Welche Mieteinnahmen sind für mein Elternhaus realistisch?
Wie viel Sie mit der Vermietung des Elternhauses tatsächlich verdienen, hängt vor allem von Lage, Größe und Zustand der Immobilie ab. Als grobe Orientierung gilt: In städtischen Lagen sind Kaltmieten von 10 bis 15 Euro pro Quadratmeter realistisch, in ländlichen Regionen oft nur 5 bis 8 Euro. Bei einem Haus mit 120 Quadratmetern ergibt das eine monatliche Kaltmiete zwischen 600 und 1.800 Euro. Diese Einnahmen sollten Sie jedoch nicht als komplettes Plus auf Ihrem Konto verbuchen. Es gilt, die laufenden Kosten gegenzurechnen: Erhaltungsrücklage, Versicherungen, Hausverwaltung und eventuelle Leerstandszeiten können die tatsächliche Rendite spürbar reduzieren. Als Faustregel empfehlen Experten, etwa 1 bis 1,5 Prozent des Immobilienwertes pro Jahr für Instandhaltung einzuplanen.

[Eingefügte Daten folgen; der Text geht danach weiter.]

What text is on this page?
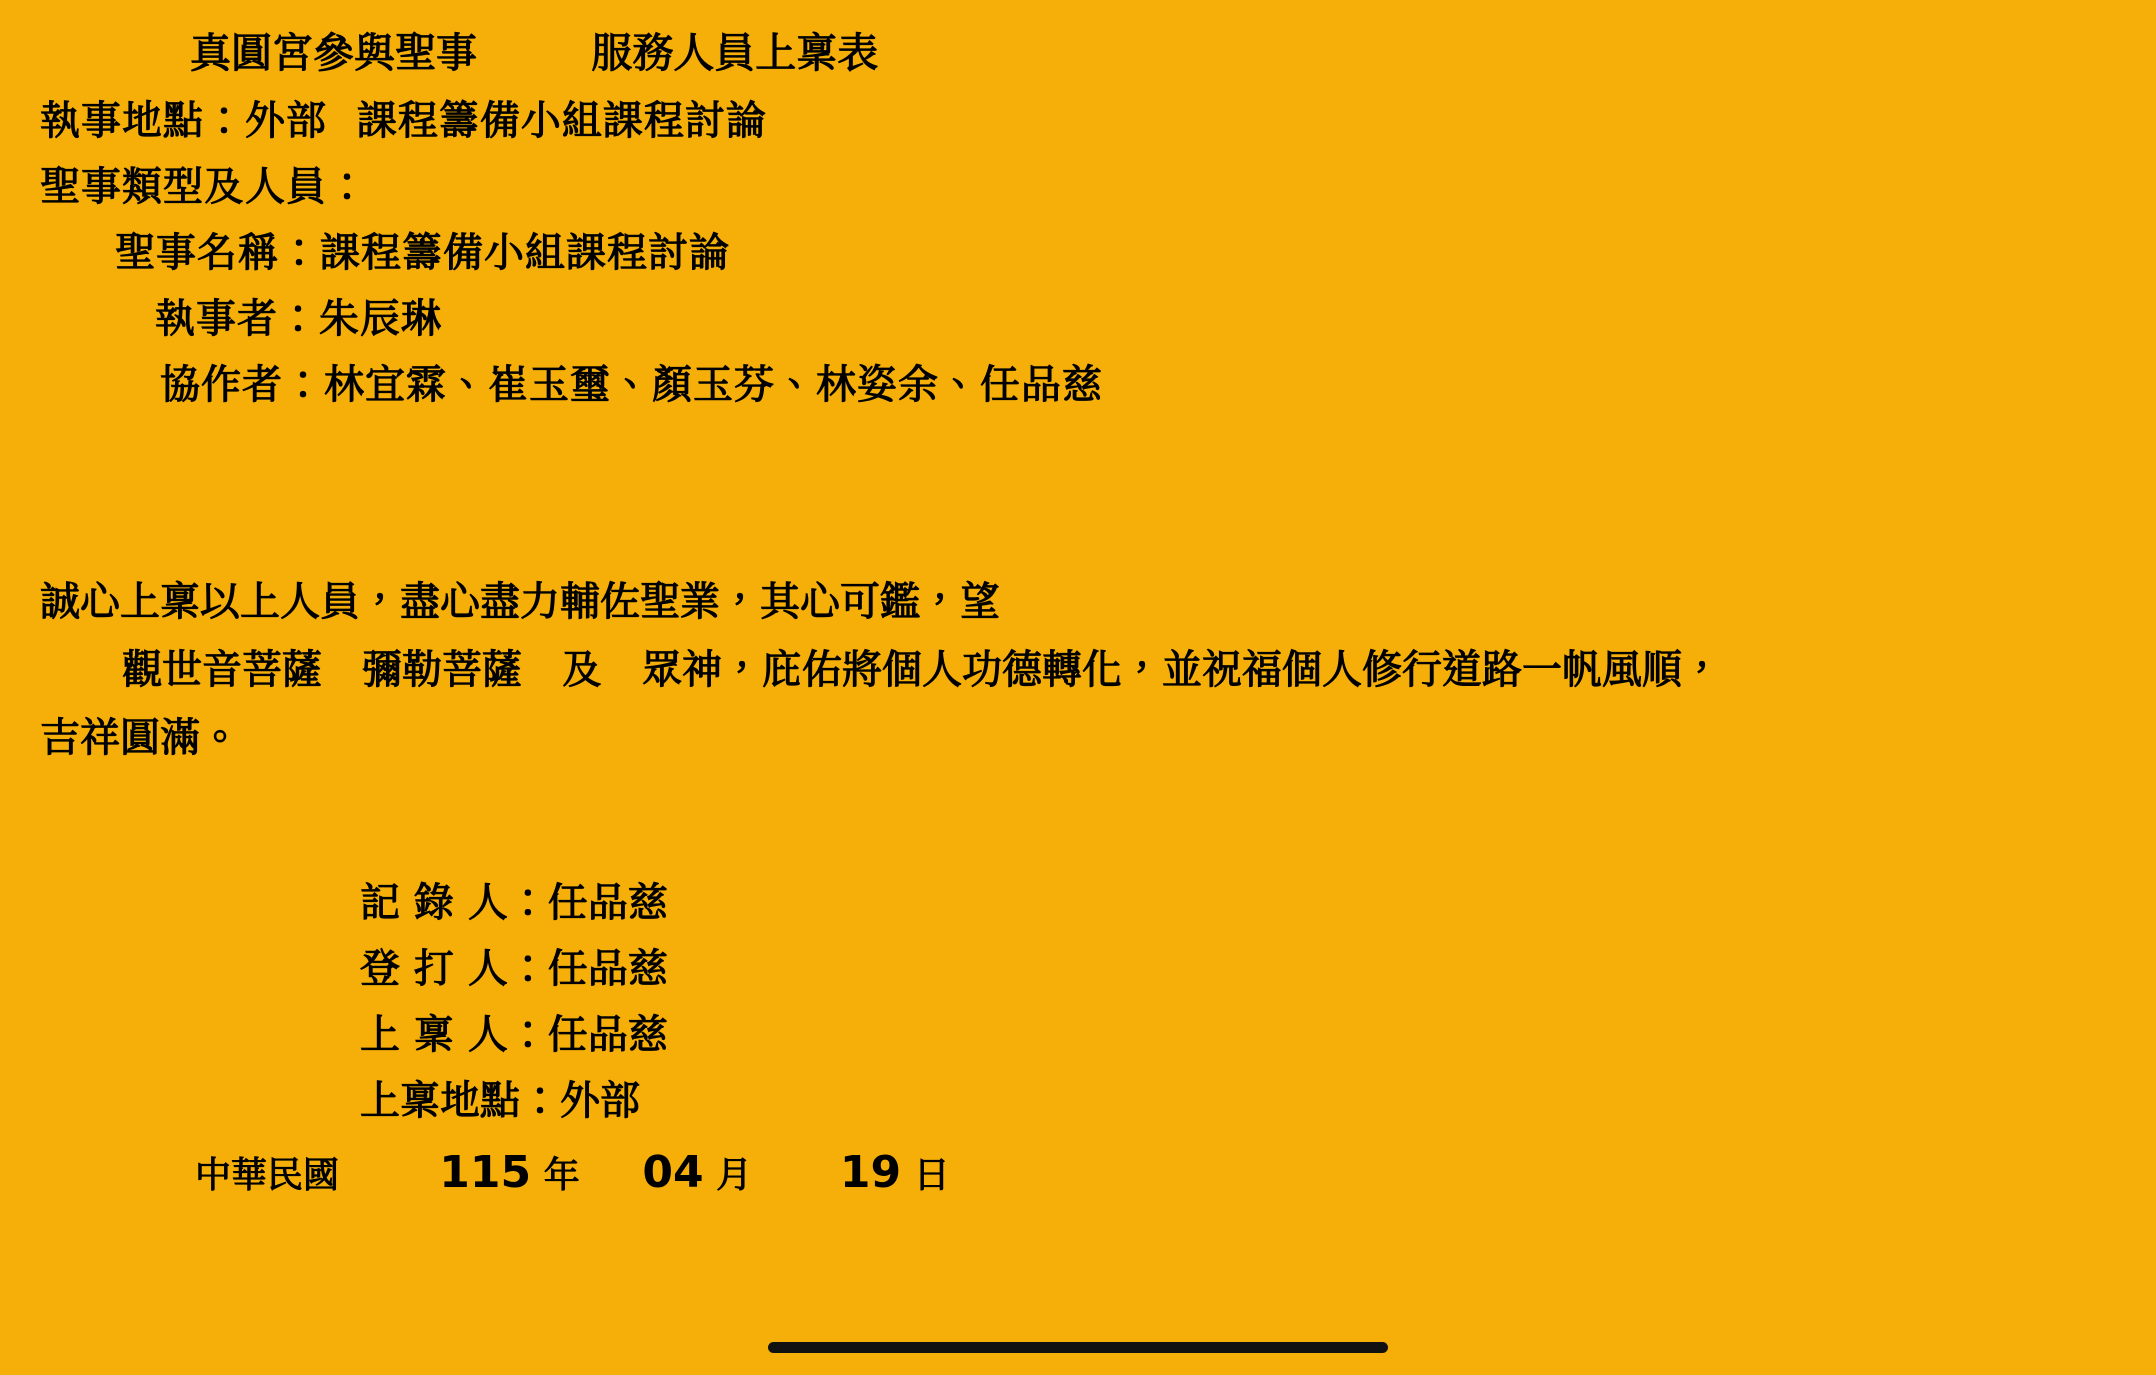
真圓宮參與聖事        服務人員上稟表
執事地點：外部  課程籌備小組課程討論
聖事類型及人員：
聖事名稱：課程籌備小組課程討論
執事者：朱辰琳
協作者：林宜霖、崔玉璽、顏玉芬、林姿余、任品慈
誠心上稟以上人員，盡心盡力輔佐聖業，其心可鑑，望
觀世音菩薩　彌勒菩薩　及　眾神，庇佑將個人功德轉化，並祝福個人修行道路一帆風順，
吉祥圓滿。
記 錄 人：任品慈
登 打 人：任品慈
上 稟 人：任品慈
上稟地點：外部
中華民國 115 年 04 月 19 日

Wie lange dauert es, ein Elternhaus zu verkaufen?
Die Verkaufsdauer für Ihr Elternhaus hängt stark von der Lage der Immobilie, dem Zustand und der regionalen Marktlage ab. In gefragten städtischen Lagen kann ein Verkauf innerhalb weniger Wochen abgeschlossen sein, in strukturschwachen Regionen dauert die Veräußerung deutlich länger. Vom ersten Inserat bis zur notariellen Beurkundung vergehen im Durchschnitt drei bis sechs Monate. Ein erfahrener Makler mit lokalen Kenntnissen und einer Kundenkartei beschleunigt diesen Prozess.
Muss ich als Erbe die Immobilie überhaupt behalten oder kann ich das Erbe ausschlagen?
Sie haben grundsätzlich das Recht, ein Erbe auszuschlagen. Das muss jedoch innerhalb von sechs Wochen nach Kenntnis des Erbfalls beim zuständigen Nachlassgericht erklärt werden. Das kann sinnvoll sein, wenn die Immobilie stark verschuldet oder sanierungsbedürftig ist und die Verbindlichkeiten den Wert übersteigen. Lassen Sie die finanzielle Situation des Nachlasses daher immer zuerst von einem Fachmann prüfen, bevor Sie eine Entscheidung über Annahme oder Ausschlagung treffen.